Barisan tersebut diiringi shalawat dan tabuhan rebana oleh regu santi suara atau grup rebana. Sinar puluhan lampu/ting yang dibawa peserta kirab pun menjadi daya tarik tersendiri bagi masyarakat yang menyaksikan tradisi malam selikuran.

KPA Winarno Kusumo selaku Sentana Keraton Kasunanan Surakarta menceritakan mengenai asal muasal tradisi tahunan ini. Tradisi ini dilaksanakan untuk memperingati saat Nabi Muhammad SAW turun dari Jabal Nur setelah memperoleh wahyu.

Pada saat itu, tepatnya pada malam 21 Ramadan, para sahabatnya menyambut dengan membawa obor yang menerangi kegelapan malam. "Obor tersebut kemudian disimbolkan dengan ting yang turut mewarnai kirab dalam tradisi malam selikuran," katanya.

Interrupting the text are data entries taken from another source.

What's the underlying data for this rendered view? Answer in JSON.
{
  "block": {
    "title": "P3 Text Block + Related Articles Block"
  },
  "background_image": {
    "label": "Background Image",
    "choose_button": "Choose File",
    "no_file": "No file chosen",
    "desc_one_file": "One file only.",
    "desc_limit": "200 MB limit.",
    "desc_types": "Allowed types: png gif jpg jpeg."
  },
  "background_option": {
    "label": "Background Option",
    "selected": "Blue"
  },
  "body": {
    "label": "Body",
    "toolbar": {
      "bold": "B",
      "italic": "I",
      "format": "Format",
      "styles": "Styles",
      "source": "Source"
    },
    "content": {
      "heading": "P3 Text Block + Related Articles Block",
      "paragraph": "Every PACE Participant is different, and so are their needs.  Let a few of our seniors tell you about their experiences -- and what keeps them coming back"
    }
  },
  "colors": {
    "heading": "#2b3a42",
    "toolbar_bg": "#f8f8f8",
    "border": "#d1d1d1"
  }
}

Adapun seribu tumpeng menyimbolkan, bagi siapa saja yang berbuat kebaikan di bulan Ramadan akan mendapatkan ganjaran bagaikan mendapatkan seribu bulan. “Tumpeng yang berisi nasi gurih, daging ayam, timun, dan cabe hijau bermakna permohonan dan doa agar masyarakat mendapatkan kedamaian dan ketentraman,” tuturnya.

Sesampainya di Masjid Agung Surakarta, tumpeng dibacakan doa dan dibagikan kepada masyarakat. Winarno mengatakan tradisi malam selikuran ini telah ada sejak zaman para wali.